Manufacturers of coated steel products have two main production costs—steel and coating. Too much coating impacts profitability, while not enough may lead to potential warranty claims. Understanding this, DJH Designs (Oakville, ON, Canada), a test-equipment supplier, partnered with systems integrator Skye Automation (Stirling, ON, Canada) to develop a means to control coating thickness on steel.1
“Quality checks such as color, gloss, solvent resistance, and coating thickness require cut samples off the line,” explains John Henderson, president of DJH Designs. “The system measures very thin film coatings, from 0.5 µm up to about 25 µm.”
Before measurement, an operator bores into a metal sample through the coating and into the top surface of the substrate. After the operator focuses a microscope custom-built by DJH Designs over the metal sample, the system automatically captures multiple images at different exposures and computationally creates a high-dynamic-range (HDR) image (see figure).
“The system measures the diameter of multiple layers of coating and craters to accurately measure the thickness of the coating,” says Skye Gorter, president of Skye Automation, which provided the machine-vision integration and software for the microscope-based testing system. “Lighting control through the computer enables the system to maintain consistency based on the f-stop position of the microscope variable to its position—as lighting intensity through the full range of the microscope positions must be sustained.”
The microscope includes a camera with a 2 Mpixel CCD image sensor for capturing full-frame images at 27 fps. An integrated fiber-optic white ring light provides illumination for the microscope-based system.
“Because inspected samples can be a variety of colors, a camera capable of providing excellent balance of the color channels according to their spectral response provides optimal contrast regardless of the color combination. Otherwise, using a color channel gain becomes necessary for calibration of the specific channels,” says Gorter. “Edge-detection tools applied on a 16-bit high-dynamic-range grayscale image are possible due to the equivalent quantum efficiency of the RGB response of the camera.”
After creating the HD image, the software determines the proper measurement solution, first performing a measurement to find the leading edge of the top coat. Once found, these positions determine the next inspection. Then the imaging software calculates the difference between these positions using the number of pixels, based on the camera resolution and the relative position of the microscope, because the crater size changes with the thickness of the coating. The software reads the encoder position of the microscope and calculates field of view using an advanced calibration routine based on a number of stops through the full range, explains Gorter.
“Once the Vpro software calculates the field of view, a polynomial regression algorithm is used to determine a best-fit curve for the data, enabling the calculation of the exact thickness of the coating based on 360 data points around the perimeter of the metal sample,” Gorter says.
Finally, the system converts pixels to real-world units such as microns.

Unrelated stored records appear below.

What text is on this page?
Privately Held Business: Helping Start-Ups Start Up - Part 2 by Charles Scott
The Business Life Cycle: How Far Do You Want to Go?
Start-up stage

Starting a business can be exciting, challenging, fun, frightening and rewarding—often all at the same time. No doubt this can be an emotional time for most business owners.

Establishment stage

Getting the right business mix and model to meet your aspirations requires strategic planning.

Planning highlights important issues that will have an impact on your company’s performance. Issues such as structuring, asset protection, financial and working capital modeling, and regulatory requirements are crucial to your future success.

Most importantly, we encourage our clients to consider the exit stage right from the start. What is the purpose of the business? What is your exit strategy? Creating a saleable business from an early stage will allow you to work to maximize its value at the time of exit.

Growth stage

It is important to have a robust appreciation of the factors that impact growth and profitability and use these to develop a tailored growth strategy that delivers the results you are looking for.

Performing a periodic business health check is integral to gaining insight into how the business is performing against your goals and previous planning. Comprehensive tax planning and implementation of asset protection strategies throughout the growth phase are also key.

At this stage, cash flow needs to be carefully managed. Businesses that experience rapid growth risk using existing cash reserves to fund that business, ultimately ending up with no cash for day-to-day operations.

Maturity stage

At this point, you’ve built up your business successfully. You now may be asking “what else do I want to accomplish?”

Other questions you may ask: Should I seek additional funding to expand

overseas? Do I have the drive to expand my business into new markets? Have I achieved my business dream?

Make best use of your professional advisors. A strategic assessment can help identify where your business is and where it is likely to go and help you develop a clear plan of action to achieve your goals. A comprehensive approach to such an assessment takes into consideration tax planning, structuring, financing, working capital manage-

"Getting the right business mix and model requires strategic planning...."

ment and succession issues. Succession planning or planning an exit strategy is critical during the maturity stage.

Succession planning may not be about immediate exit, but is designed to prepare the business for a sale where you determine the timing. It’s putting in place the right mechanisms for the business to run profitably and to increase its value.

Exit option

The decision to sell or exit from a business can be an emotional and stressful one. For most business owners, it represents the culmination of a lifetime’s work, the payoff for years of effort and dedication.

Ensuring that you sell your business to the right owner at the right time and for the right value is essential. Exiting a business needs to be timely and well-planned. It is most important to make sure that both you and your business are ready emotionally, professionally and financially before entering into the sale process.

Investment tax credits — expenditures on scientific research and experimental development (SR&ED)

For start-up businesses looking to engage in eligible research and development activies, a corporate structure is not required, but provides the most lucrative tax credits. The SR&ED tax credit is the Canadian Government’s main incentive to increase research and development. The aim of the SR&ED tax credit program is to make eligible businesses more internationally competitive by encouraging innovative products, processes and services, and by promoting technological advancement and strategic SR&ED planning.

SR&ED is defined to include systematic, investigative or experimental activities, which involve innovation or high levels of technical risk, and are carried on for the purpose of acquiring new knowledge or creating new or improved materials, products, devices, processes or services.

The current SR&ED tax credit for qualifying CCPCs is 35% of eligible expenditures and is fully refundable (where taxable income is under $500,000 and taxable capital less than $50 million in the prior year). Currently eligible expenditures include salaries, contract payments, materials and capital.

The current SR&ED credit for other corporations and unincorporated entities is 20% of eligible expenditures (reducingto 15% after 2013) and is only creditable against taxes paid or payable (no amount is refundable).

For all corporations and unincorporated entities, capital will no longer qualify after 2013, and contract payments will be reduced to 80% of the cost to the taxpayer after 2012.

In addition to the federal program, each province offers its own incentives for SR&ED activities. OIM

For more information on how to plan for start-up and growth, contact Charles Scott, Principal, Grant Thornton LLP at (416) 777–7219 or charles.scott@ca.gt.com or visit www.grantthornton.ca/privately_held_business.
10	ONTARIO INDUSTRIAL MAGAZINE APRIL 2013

The FOV changes depending on the microscope position as monitored by the encoder. As the field of view changes, the software adjusts for the dimensional change of the image, according to Gorter. From a captured image and an encoder reference, the software calculates the thickness based on these parameters to an accuracy of 0.1 µm.
In terms of potential savings for application coating companies offered by such a system, based on an average industrial coating with a cost of $6.75 per liter, and using a conservative consumption of approximately eight million liters of paint per year, when breaking down the cost of coating per liter, it works out that every micron of coating put down accounts for approximately $1 million, according to Henderson.
“If the system saves even half a micron of coating each year, this means half a million dollars savings. On the other hand, if a company has a 20 µm specification, an upper limit of 22, and lower limit of 18; companies may try to run toward the bottom of that spec to reduce the amount of paint consumed,” he says. “Anything under that spec, however, opens companies up to huge warranty claims. One rejection from a newly installed system pays for the cost of the equipment itself.”
REFERENCE
1. J. Carroll, "Machine vision system measures paint coating thickness on steel products," Vision Systems Design, 24, 8, 20–22 (Sep. 2019).